Whichever way thread pooling is achieved, client requests in excess of the fixed number of threads are not being serviced while they remain queued. Imagine two HTTP servers with the same throughput, one using the simple thread-per-request method, the other, the thread pool. The difference in behaviour is between a client browser getting its HTML file a bit at a time over the course of 15 seconds (say) and nothing happening for 14 seconds then the whole file arriving in one burst. Whether this reduction in responsiveness is a drawback depends on what the application is for.

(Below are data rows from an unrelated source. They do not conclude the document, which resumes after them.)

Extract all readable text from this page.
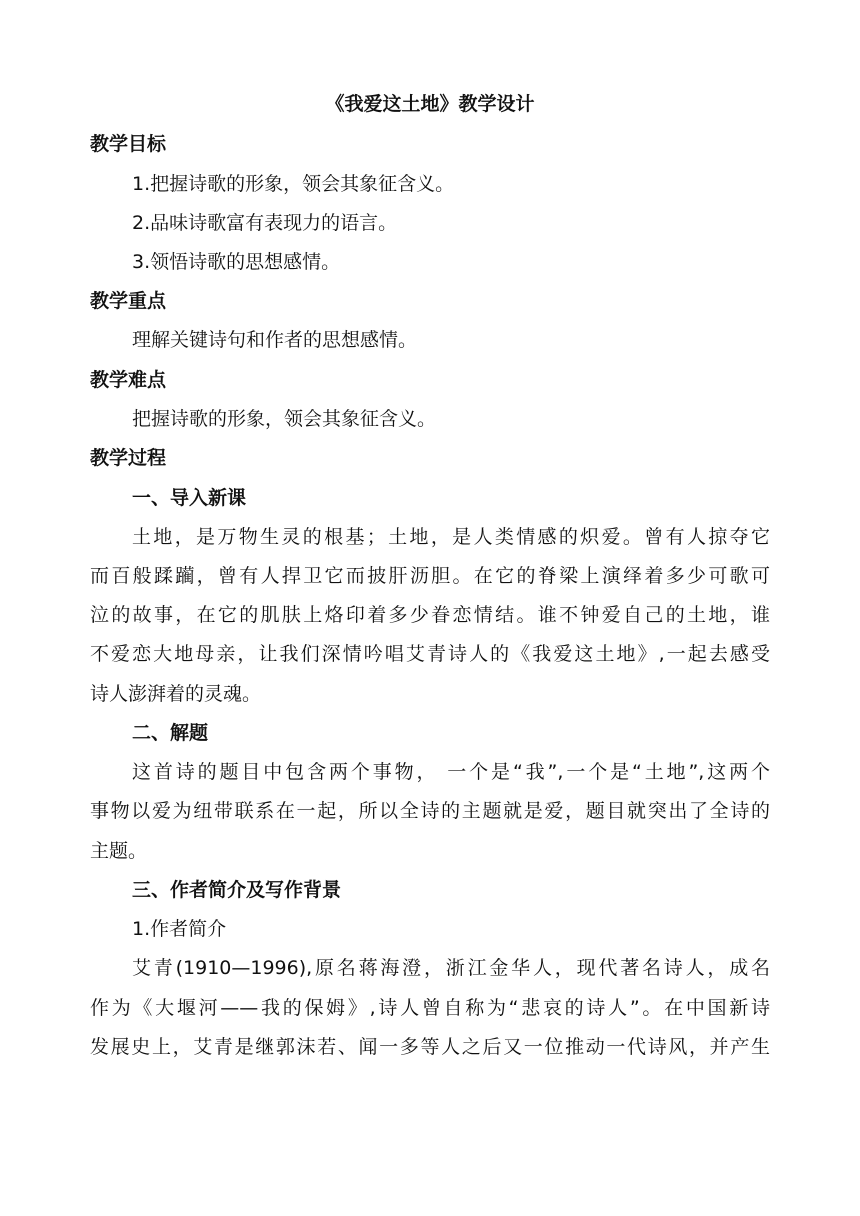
《我爱这土地》教学设计
教学目标
1.把握诗歌的形象，领会其象征含义。
2.品味诗歌富有表现力的语言。
3.领悟诗歌的思想感情。
教学重点
理解关键诗句和作者的思想感情。
教学难点
把握诗歌的形象，领会其象征含义。
教学过程
一、导入新课
土地，是万物生灵的根基；土地，是人类情感的炽爱。曾有人掠夺它
而百般蹂躏，曾有人捍卫它而披肝沥胆。在它的脊梁上演绎着多少可歌可
泣的故事，在它的肌肤上烙印着多少眷恋情结。谁不钟爱自己的土地，谁
不爱恋大地母亲，让我们深情吟唱艾青诗人的《我爱这土地》,一起去感受
诗人澎湃着的灵魂。
二、解题
这首诗的题目中包含两个事物， 一个是“我”,一个是“土地”,这两个
事物以爱为纽带联系在一起，所以全诗的主题就是爱，题目就突出了全诗的
主题。
三、作者简介及写作背景
1.作者简介
艾青(1910—1996),原名蒋海澄，浙江金华人，现代著名诗人，成名
作为《大堰河——我的保姆》,诗人曾自称为“悲哀的诗人”。在中国新诗
发展史上，艾青是继郭沫若、闻一多等人之后又一位推动一代诗风，并产生
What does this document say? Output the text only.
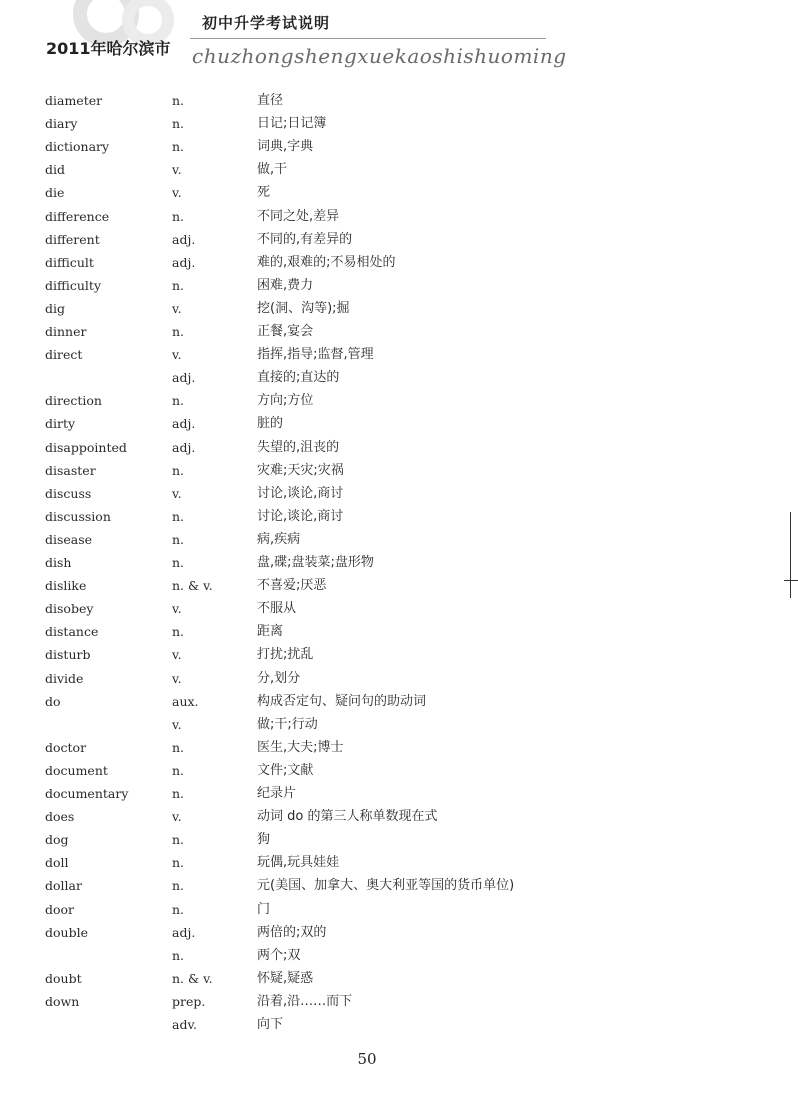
初中升学考试说明
2011年哈尔滨市 chuzhongshengxuekaoshishuoming
diameter	n.	直径
diary	n.	日记;日记簿
dictionary	n.	词典,字典
did	v.	做,干
die	v.	死
difference	n.	不同之处,差异
different	adj.	不同的,有差异的
difficult	adj.	难的,艰难的;不易相处的
difficulty	n.	困难,费力
dig	v.	挖(洞、沟等);掘
dinner	n.	正餐,宴会
direct	v.	指挥,指导;监督,管理
adj.	直接的;直达的
direction	n.	方向;方位
dirty	adj.	脏的
disappointed	adj.	失望的,沮丧的
disaster	n.	灾难;天灾;灾祸
discuss	v.	讨论,谈论,商讨
discussion	n.	讨论,谈论,商讨
disease	n.	病,疾病
dish	n.	盘,碟;盘装菜;盘形物
dislike	n. & v.	不喜爱;厌恶
disobey	v.	不服从
distance	n.	距离
disturb	v.	打扰;扰乱
divide	v.	分,划分
do	aux.	构成否定句、疑问句的助动词
v.	做;干;行动
doctor	n.	医生,大夫;博士
document	n.	文件;文献
documentary	n.	纪录片
does	v.	动词 do 的第三人称单数现在式
dog	n.	狗
doll	n.	玩偶,玩具娃娃
dollar	n.	元(美国、加拿大、奥大利亚等国的货币单位)
door	n.	门
double	adj.	两倍的;双的
n.	两个;双
doubt	n. & v.	怀疑,疑惑
down	prep.	沿着,沿……而下
adv.	向下
50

The primary reason that the thread pool is an attractive technique for servers running one-shot protocols is the performance impact of starting and destroying a thread for each request. The cost of thread creation is likely to be disproportionate whatever the operating system. (BTW I have no practical experience of this subject; all my knowledge is derived from Jeffrey Richter's classic "Advanced Windows"; I have the third edition). Restricting the number of threads also reduces memory loading. How much memory each thread takes will of course vary hugely according to the nature of the application. Under Windows NT, only RAM consumption (as opposed to address range or pagefile memory) is likely to be of significance, and the appropriate metric is the number of 4 KB (assuming Pentium architecture) memory blocks that have to be paged in when a context switch occurs on a heavily loaded machine. I would guess that for a bloat-free program, one page of stack, five pages of heap, one page of Thread Environment Block and one page of some kernel data structure (for all I know) might be typical, for 32 KB RAM per thread.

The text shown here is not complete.